Senza di me non c’era più nessuno che se ne prendesse cura come facevo io, non c’era più nessuno ad amarlo e l’amore incostante di Kay non poteva bastare ad un cane che ormai era diventato vecchio e stanco.
 
 
Suonai il campanello…
 
Fuori faceva talmente tanto freddo che le mie mani intorpidite mi duolevano ad ogni movimento.
 
 
<< È aperto! >> mi urlò mia madre, meno ubriaca, ma non ancora del tutto sobria.
 
Girai la maniglia e con un cigolio entrai, finalmente…
 
 
<< Tu adesso salirai di sopra, prenderai Kay e tutte le sue cose e lo porterai via. Io sarò nascosta da qualche parte.
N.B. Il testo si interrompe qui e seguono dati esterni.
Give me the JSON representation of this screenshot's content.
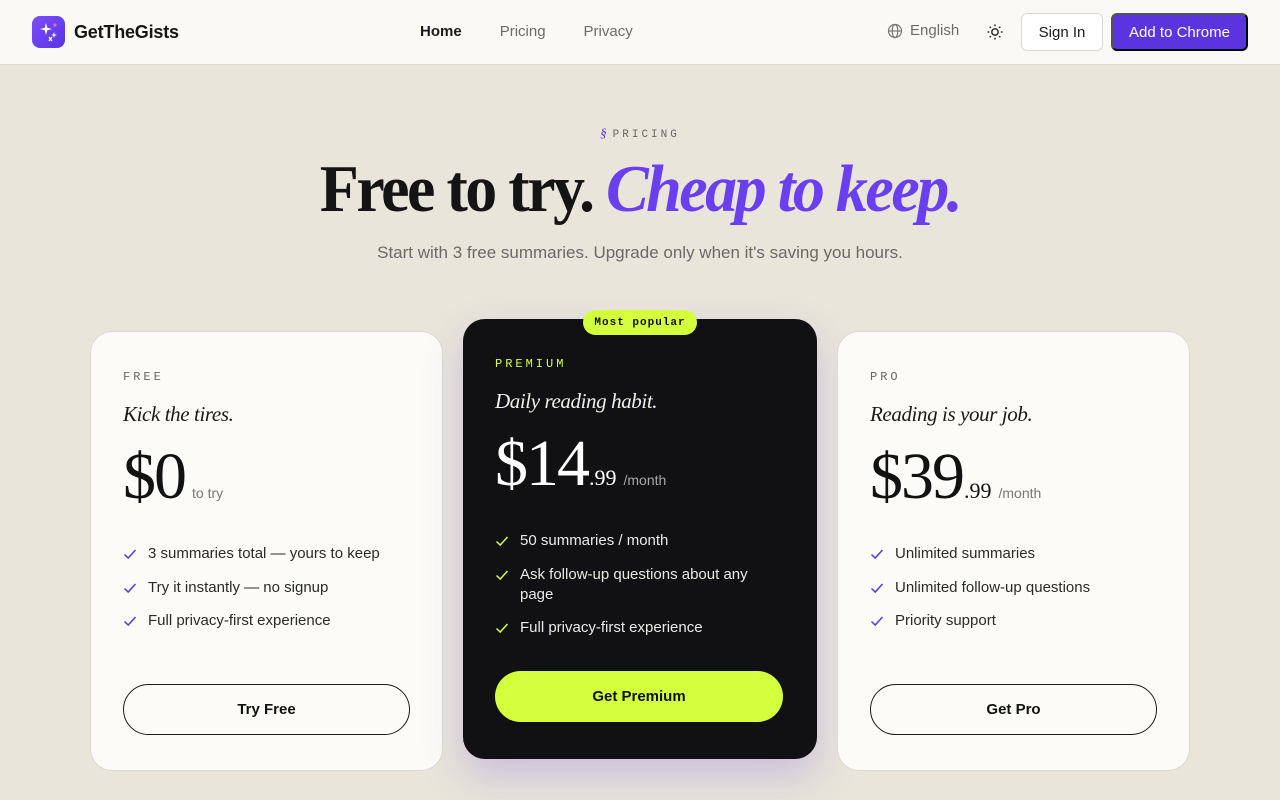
{
  "header": {
    "brand_name": "GetTheGists",
    "nav": [
      {
        "label": "Home",
        "active": true
      },
      {
        "label": "Pricing",
        "active": false
      },
      {
        "label": "Privacy",
        "active": false
      }
    ],
    "language": "English",
    "sign_in": "Sign In",
    "cta": "Add to Chrome",
    "accent_color": "#5b34e0"
  },
  "hero": {
    "eyebrow_mark": "§",
    "eyebrow": "PRICING",
    "headline_plain": "Free to try.",
    "headline_accent": "Cheap to keep.",
    "subline": "Start with 3 free summaries. Upgrade only when it's saving you hours."
  },
  "plans": {
    "free": {
      "tier": "FREE",
      "tagline": "Kick the tires.",
      "price": "$0",
      "cents": "",
      "per": "to try",
      "features": [
        "3 summaries total — yours to keep",
        "Try it instantly — no signup",
        "Full privacy-first experience"
      ],
      "cta": "Try Free"
    },
    "premium": {
      "badge": "Most popular",
      "tier": "PREMIUM",
      "tagline": "Daily reading habit.",
      "price": "$14",
      "cents": ".99",
      "per": "/month",
      "features": [
        "50 summaries / month",
        "Ask follow-up questions about any page",
        "Full privacy-first experience"
      ],
      "cta": "Get Premium",
      "highlight_color": "#d4ff3c"
    },
    "pro": {
      "tier": "PRO",
      "tagline": "Reading is your job.",
      "price": "$39",
      "cents": ".99",
      "per": "/month",
      "features": [
        "Unlimited summaries",
        "Unlimited follow-up questions",
        "Priority support"
      ],
      "cta": "Get Pro"
    }
  }
}
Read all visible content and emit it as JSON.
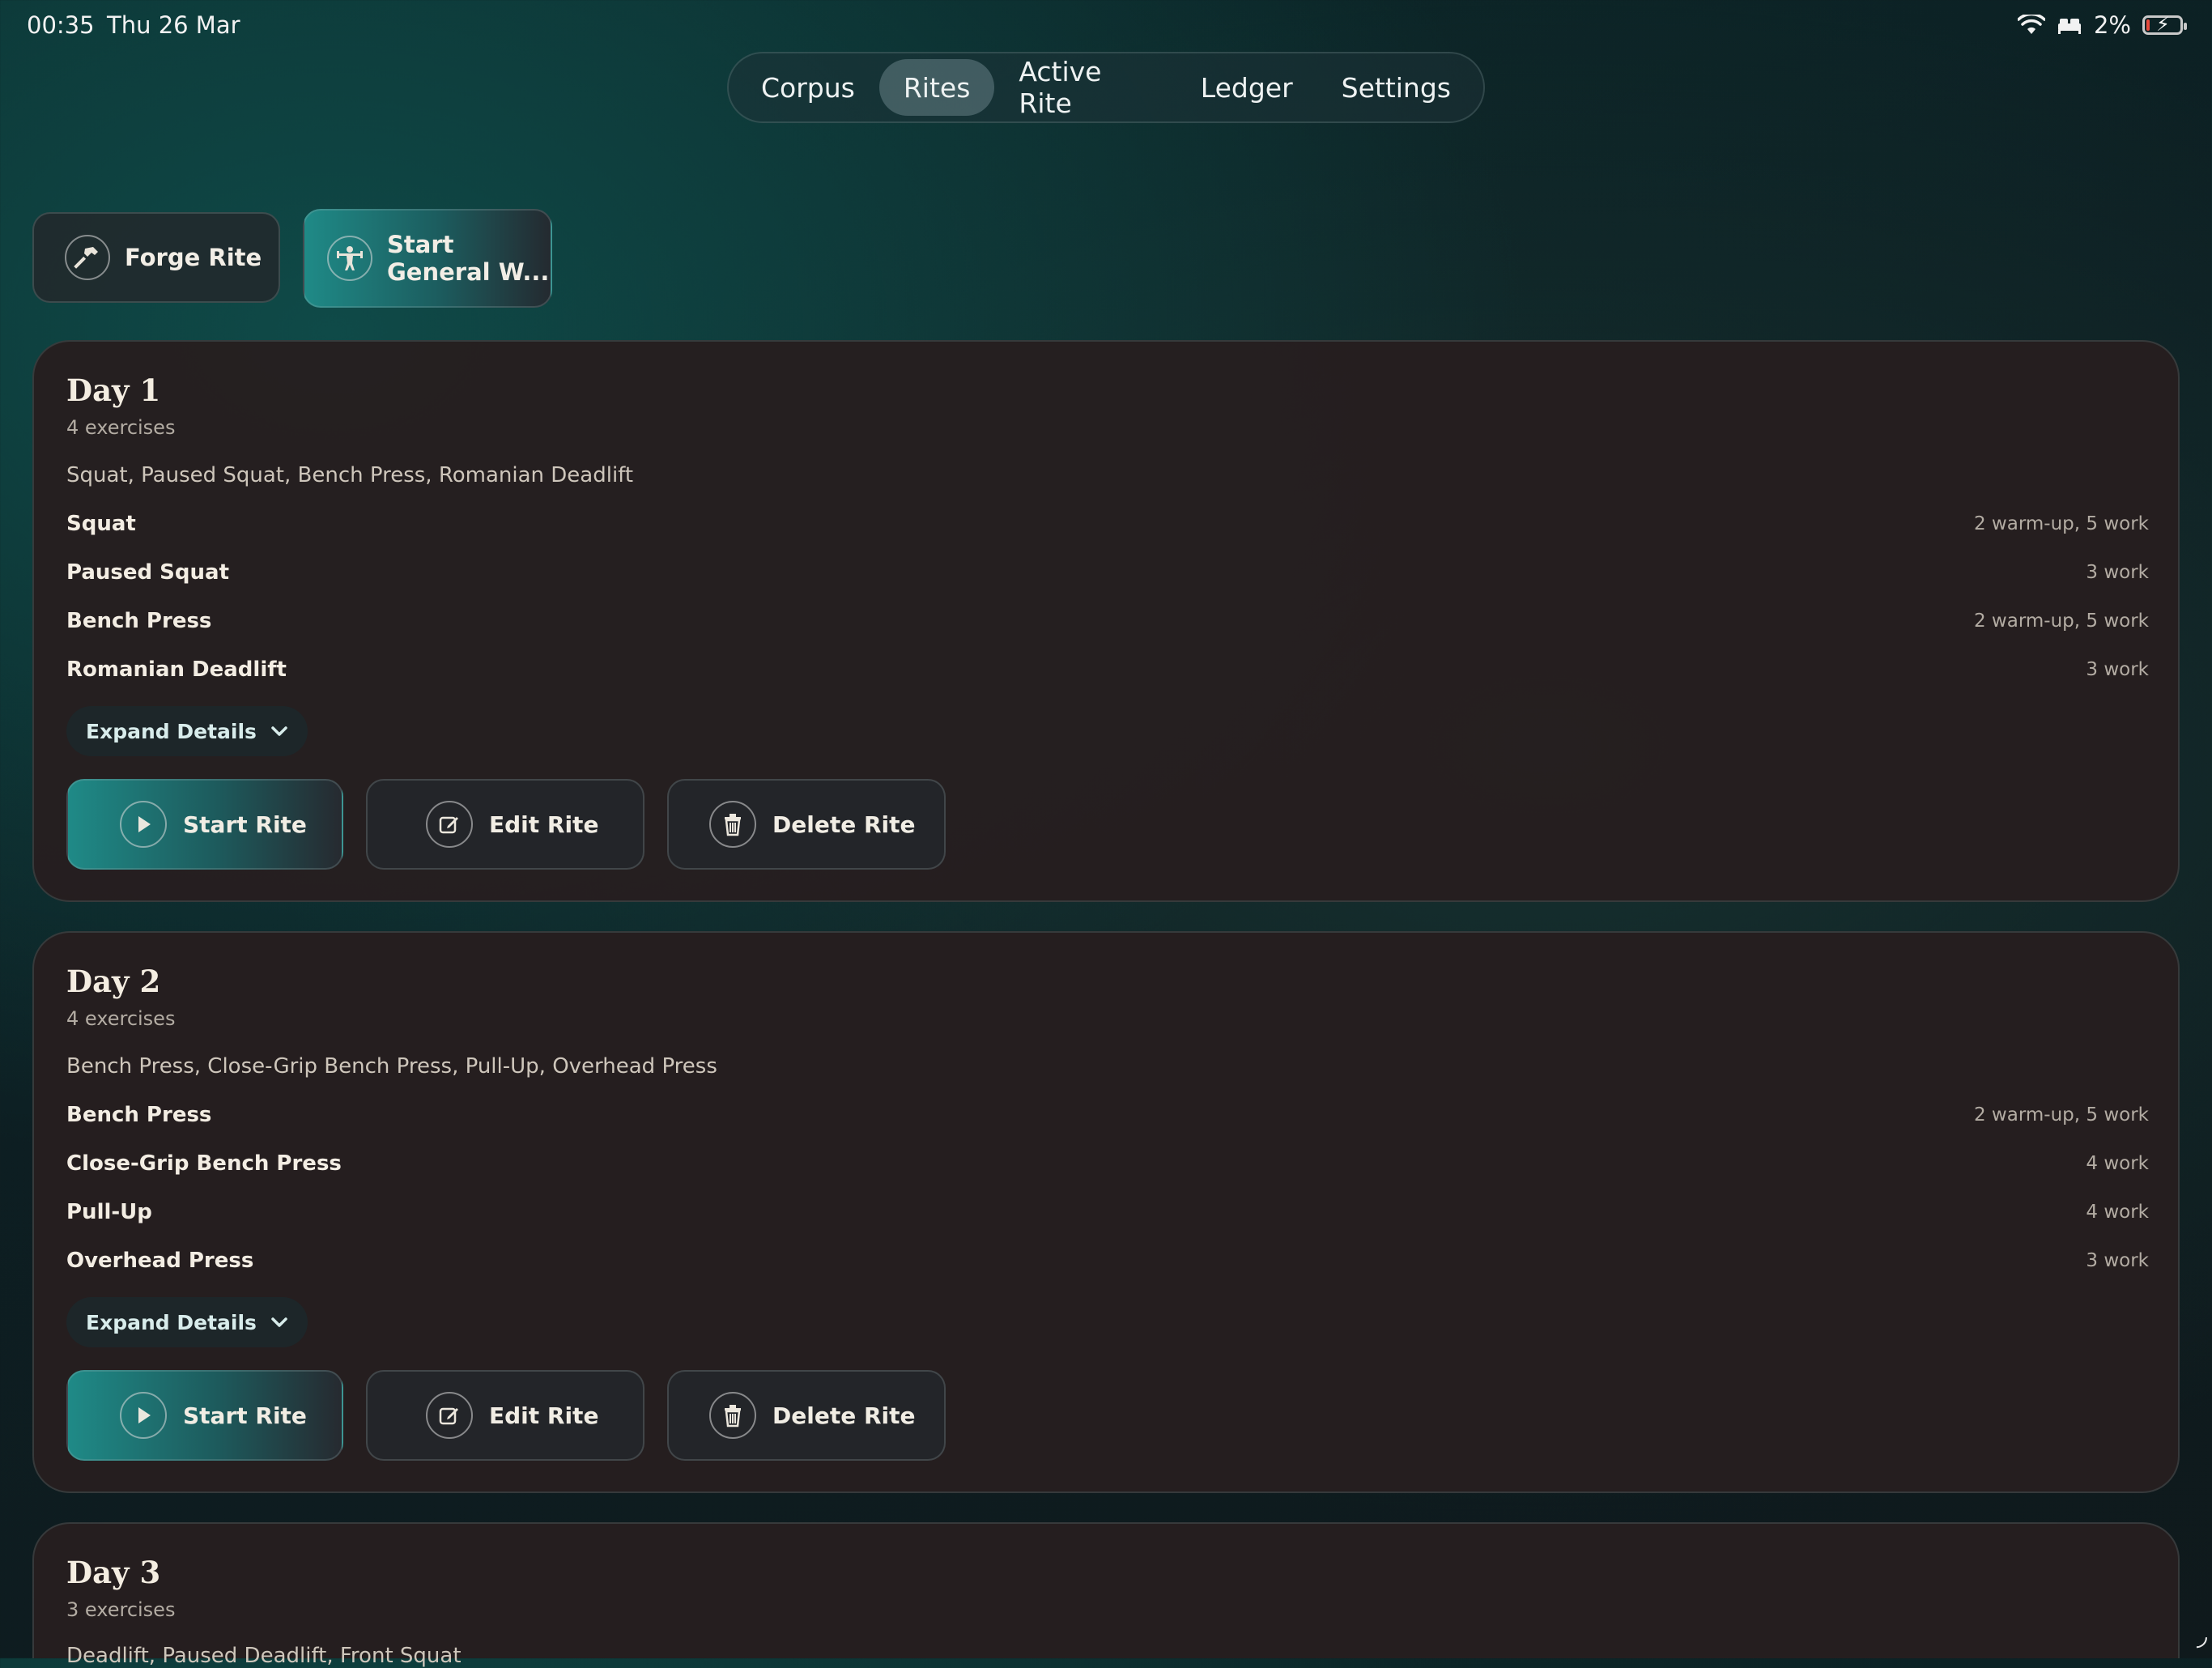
{
  "status_bar": {
    "time": "00:35",
    "date": "Thu 26 Mar",
    "battery": "2%",
    "icons": [
      "wifi-icon",
      "bed-icon",
      "battery-charging-icon"
    ]
  },
  "nav": {
    "tabs": [
      {
        "label": "Corpus",
        "active": false
      },
      {
        "label": "Rites",
        "active": true
      },
      {
        "label": "Active Rite",
        "active": false
      },
      {
        "label": "Ledger",
        "active": false
      },
      {
        "label": "Settings",
        "active": false
      }
    ]
  },
  "actions": {
    "forge_label": "Forge Rite",
    "general_line1": "Start",
    "general_line2": "General W..."
  },
  "card_actions": {
    "expand_label": "Expand Details",
    "start_label": "Start Rite",
    "edit_label": "Edit Rite",
    "delete_label": "Delete Rite"
  },
  "days": [
    {
      "title": "Day 1",
      "count": "4 exercises",
      "summary": "Squat, Paused Squat, Bench Press, Romanian Deadlift",
      "exercises": [
        {
          "name": "Squat",
          "sets": "2 warm-up, 5 work"
        },
        {
          "name": "Paused Squat",
          "sets": "3 work"
        },
        {
          "name": "Bench Press",
          "sets": "2 warm-up, 5 work"
        },
        {
          "name": "Romanian Deadlift",
          "sets": "3 work"
        }
      ]
    },
    {
      "title": "Day 2",
      "count": "4 exercises",
      "summary": "Bench Press, Close-Grip Bench Press, Pull-Up, Overhead Press",
      "exercises": [
        {
          "name": "Bench Press",
          "sets": "2 warm-up, 5 work"
        },
        {
          "name": "Close-Grip Bench Press",
          "sets": "4 work"
        },
        {
          "name": "Pull-Up",
          "sets": "4 work"
        },
        {
          "name": "Overhead Press",
          "sets": "3 work"
        }
      ]
    },
    {
      "title": "Day 3",
      "count": "3 exercises",
      "summary": "Deadlift, Paused Deadlift, Front Squat"
    }
  ],
  "colors": {
    "accent": "#1f8a87",
    "card_bg": "#261e1f",
    "background": "#0d1e22"
  }
}
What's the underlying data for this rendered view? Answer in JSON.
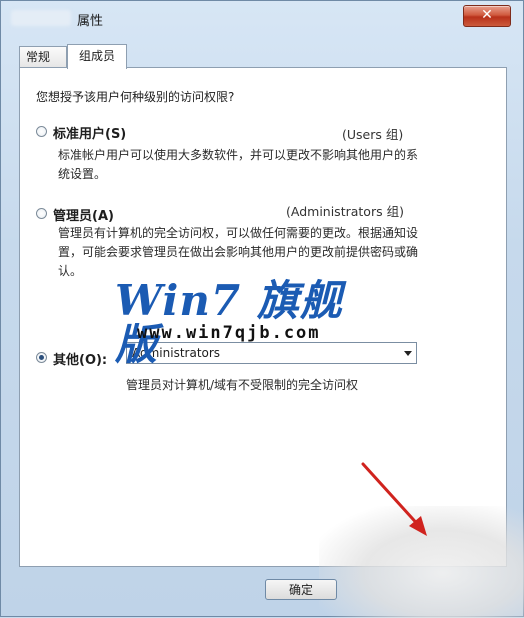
{
  "window": {
    "title": "属性",
    "close_glyph": "✕"
  },
  "tabs": [
    {
      "label": "常规"
    },
    {
      "label": "组成员"
    }
  ],
  "question": "您想授予该用户何种级别的访问权限?",
  "options": {
    "standard": {
      "label": "标准用户(S)",
      "group_hint": "(Users 组)",
      "desc": "标准帐户用户可以使用大多数软件，并可以更改不影响其他用户的系统设置。",
      "selected": false
    },
    "admin": {
      "label": "管理员(A)",
      "group_hint": "(Administrators 组)",
      "desc": "管理员有计算机的完全访问权，可以做任何需要的更改。根据通知设置，可能会要求管理员在做出会影响其他用户的更改前提供密码或确认。",
      "selected": false
    },
    "other": {
      "label": "其他(O):",
      "select_value": "Administrators",
      "desc": "管理员对计算机/域有不受限制的完全访问权",
      "selected": true
    }
  },
  "watermark": {
    "logo": "Win7 旗舰版",
    "url": "www.win7qjb.com"
  },
  "buttons": {
    "ok": "确定"
  },
  "colors": {
    "accent": "#1b5bb3",
    "arrow": "#d0231e",
    "close": "#c8412a"
  }
}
Devi dirgli che sei venuta per portarlo in un posto sicuro e che andrà tutto bene… devi farlo sentire al sicuro, chiaro? >>
 
Parlava da madre responsabile che ha a cuore, più della propria, la felicità di suo figlio.
 
 
Finge davvero bene… le stavo quasi per credere.
 
 
Salii le scale ed esitai davanti alla porta della camera di mio fratello, guardandomi un attimo intorno ed accorgendomi che nulla era cambiato dall’ultima volta.
 
Voltai le spalle a quella porta a cui mi appoggiai e come se avessi corso per ore, il respiro accelerò alla vista della porta rosa della mia di stanza.
 
 
Fuori era rosa, ma dentro era nera, come le pareti.
 
Ricordo ancora il giorno in cui dipinsi l’intera stanza di nero, con una vernice che comprai con i soldi delle paghette ricevute in tre mesi.
 
 
Avevo quindici anni…
 
Un sabato, arrabbiatissima senza un motivo apparente, cominciai a fantasticare, fissando le pareti rosa antico della mia stanza.
 
Odiavo quel colore con tutta me stessa, ma prima di quel giorno non ero mai stata tanto coraggiosa da ridipingerle di mia iniziativa con un colore che a me piacesse.
 
Poi le immaginai nere e buie come la notte e l’idea mi piacque talmente tanto che presi tutti i soldi che avevo messo da parte, andai alla ferramenta, a due isolati da casa mia, e finalmente la comprai.
 
Un’intera. Latta. Di. Vernice. Nera.
 
La nascosi nello zaino, anche se sapevo benissimo che in casa non ci sarebbe stato nessuno fino all’ora di cena, e, salendo le scale facendo attenzione a non fare rumore, mi chiusi a chiave in camera mia, alzai la musica al massimo e mi misi a dipingere per intero tutta la mia stanza, compreso il soffitto, arrampicandomi sui mobili.
 
Per qualche giorno i miei non se ne accorsero nemmeno: non erano soliti entrare in camera mia, ma quando lo scoprirono andarono su tutte le furie.
 
Ricordo la soddisfazione nel vederli urlarsi contro per colpa mia: da un lato mio padre che continuava a dire che io con le mie cose potevo farci quello che volevo, sicuro che tra qualche settimana li avrei implorati di ridipingere la mia stanza al suo colore precedente, dall’altro mia madre completamente fuori di sé che gli rimproverava di essere sempre stato troppo permissivo con me e Kay.
 
Era solo un pretesto per rinfacciarsi torti che avevano tenuto nascosti per troppo tempo.
 
Alla fine i litigi finirono per diventare silenzi profondi e carichi di tensione, muri insormontabili che nessuno nemmeno tentata di scavalcare.
 
E io, soddisfatta, ottenni ciò che volevo.